Mitochondrial DNA (mtDNA) mutations accumulate with age and are present at pathological levels in affected tissues of certain mitochondrial disorders and degenerative diseases (reviewed in [1, 2]). mtDNA mutations are susceptible to mitochondrial quality control, the process of selective autophagy of defective mitochondria, as evidenced by observations that stimulation of mitochondrial autophagy can reduce levels of these mutations in model organisms [3-6] and cell culture [7, 8] and that defects in mitochondrial quality control correlate with increased levels of mtDNA mutations [1, 2, 9]. However, the susceptibility of mtDNA to quality control is poorly understood because it is influenced by multiple complex processes, including the varied sensitivity of quality control to different types of defects in mtDNA gene products, the exchange of gene products between organelles through fission and fusion, the impact of mutations on mtDNA replication, and stochasticity of mtDNA turn-over and inheritance. The proposed work seeks to understand how the nature of different mtDNA mutations determines whether they tend to increase or decrease in frequency within the cell (this frequency is known as the level of heteroplasmy). To do this, I have developed a simple cell culture system that enables the experimenter to tune the mtDNA mutation rate and copy number per cell, as shown in preliminary data. Using this system, I am generating a library of cells, each containing one or few new mtDNA mutations present at intermediate frequency within the cell. Changes in intracellular frequencies of mutations in response to different treatments, particularly autophagy stimulation, can then be tracked using DNA sequencing. Experiments to elucidate mechanisms mediating these changes take advantage of greatly improved methods of mitochondrial purification recently developed in the Sabatini Lab.

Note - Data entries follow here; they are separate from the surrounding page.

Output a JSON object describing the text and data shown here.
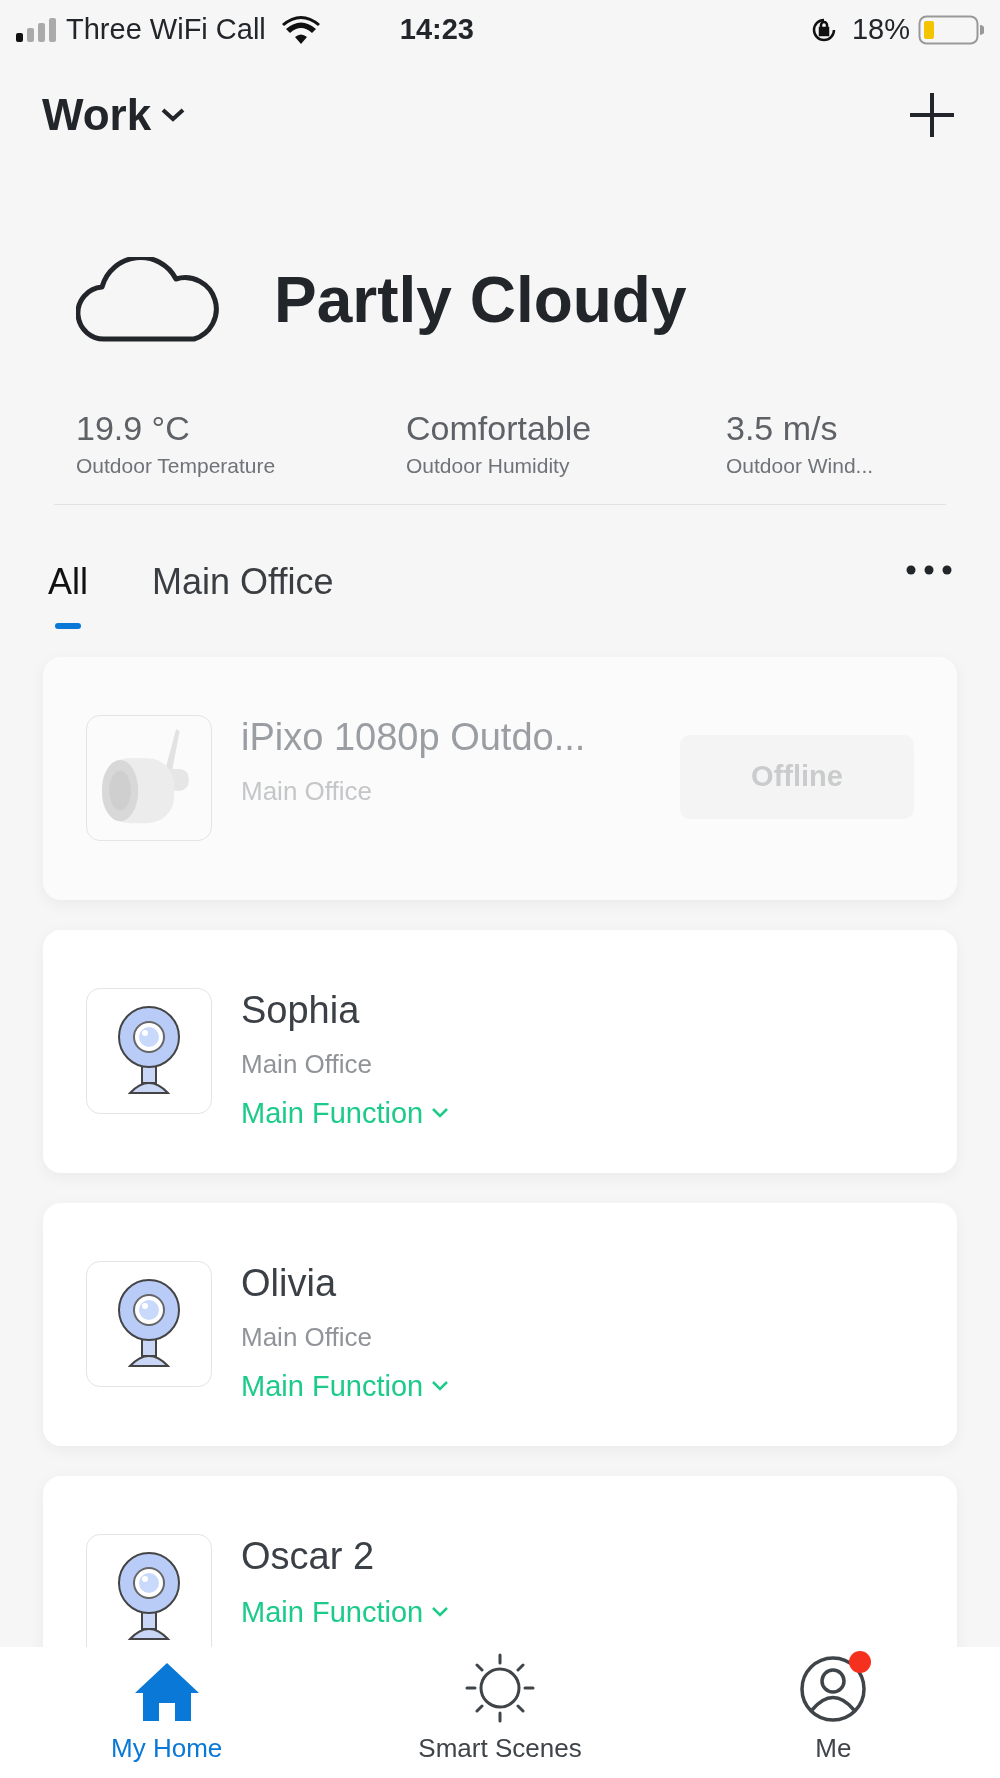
{
  "status_bar": {
    "carrier": "Three WiFi Call",
    "time": "14:23",
    "battery": "18%"
  },
  "header": {
    "home": "Work"
  },
  "weather": {
    "condition": "Partly Cloudy",
    "stats": [
      {
        "value": "19.9 °C",
        "label": "Outdoor Temperature"
      },
      {
        "value": "Comfortable",
        "label": "Outdoor Humidity"
      },
      {
        "value": "3.5 m/s",
        "label": "Outdoor Wind..."
      }
    ]
  },
  "tabs": [
    {
      "label": "All",
      "selected": true
    },
    {
      "label": "Main Office",
      "selected": false
    }
  ],
  "devices": [
    {
      "name": "iPixo 1080p Outdo...",
      "room": "Main Office",
      "online": false,
      "status": "Offline"
    },
    {
      "kind": "webcam",
      "name": "Sophia",
      "room": "Main Office",
      "online": true,
      "function": "Main Function"
    },
    {
      "kind": "webcam",
      "name": "Olivia",
      "room": "Main Office",
      "online": true,
      "function": "Main Function"
    },
    {
      "kind": "webcam",
      "name": "Oscar 2",
      "online": true,
      "function": "Main Function"
    }
  ],
  "nav": [
    {
      "label": "My Home",
      "kind": "home",
      "selected": true,
      "badge": false
    },
    {
      "label": "Smart Scenes",
      "kind": "scenes",
      "selected": false,
      "badge": false
    },
    {
      "label": "Me",
      "kind": "me",
      "selected": false,
      "badge": true
    }
  ]
}
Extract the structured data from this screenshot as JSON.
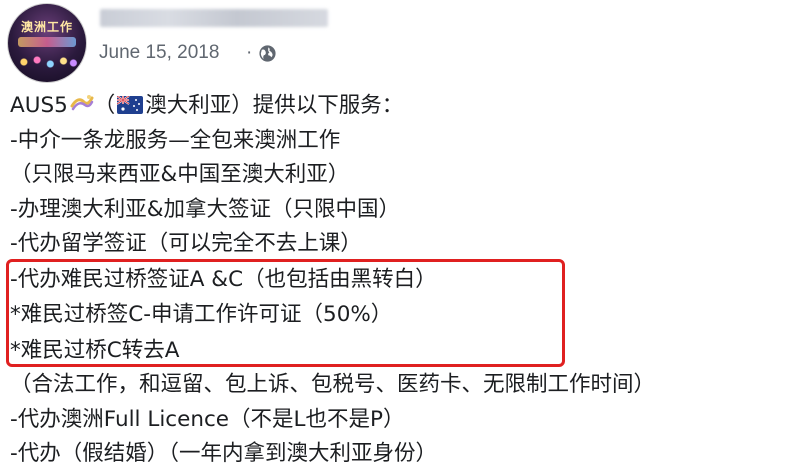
{
  "post": {
    "avatar_text": "澳洲工作",
    "date": "June 15, 2018",
    "separator": "·",
    "privacy_icon": "globe-icon"
  },
  "content": {
    "line1_prefix": "AUS5",
    "line1_mid": "（",
    "line1_suffix": "澳大利亚）提供以下服务：",
    "line2": "-中介一条龙服务—全包来澳洲工作",
    "line3": "（只限马来西亚&中国至澳大利亚）",
    "line4": "-办理澳大利亚&加拿大签证（只限中国）",
    "line5": "-代办留学签证（可以完全不去上课）",
    "line6": "-代办难民过桥签证A &C（也包括由黑转白）",
    "line7": "*难民过桥签C-申请工作许可证（50%）",
    "line8": "*难民过桥C转去A",
    "line9": "（合法工作，和逗留、包上诉、包税号、医药卡、无限制工作时间）",
    "line10": "-代办澳洲Full Licence（不是L也不是P）",
    "line11": "-代办（假结婚）（一年内拿到澳大利亚身份）"
  },
  "colors": {
    "highlight_border": "#e02020",
    "meta_text": "#606770",
    "body_text": "#1c1e21"
  }
}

The specific aims are: I) To elucidate the prevalence and mechanisms of mtDNA mutations that bias mtDNA replication. II) To understand how mitochondrial quality control acts on different types of mtDNA mutations. The key novelty of the approach is to measure changes in frequency of many different kinds of mtDNA mutations in high throughput. Prior studies focused on a small set of mutations corresponding to drug resistance markers or relatively-common mitochondrial diseases [12, 13]. In contrast, the goal here is to obtain similar data for thousands of mutations in a single cell type, approaching saturation-level mutagenesis of the ~16.5kb mammalian mitochondrial genome. The proposed work aims to elucidate the factors limiting efficiency of mitochondrial quality control with respect to diverse forms of mtDNA-encoded mitochondrial dysfunction. Understanding these limitations may suggest what renders cells more or less prone to the decline of mitochondrial function in aging, degenerative disease and mtDNA disorders.
The proposed work develops a novel approach to elucidate the limitations of mitochondrial quality control with respect to different forms of mitochondrial dysfunction by generating libraries of new mtDNA mutations and measuring their susceptibility to quality control under a variety of conditions. Understanding these limitations may suggest what renders cells more or less prone to the decline of mitochondrial function in aging, degenerative disease and mtDNA disorders.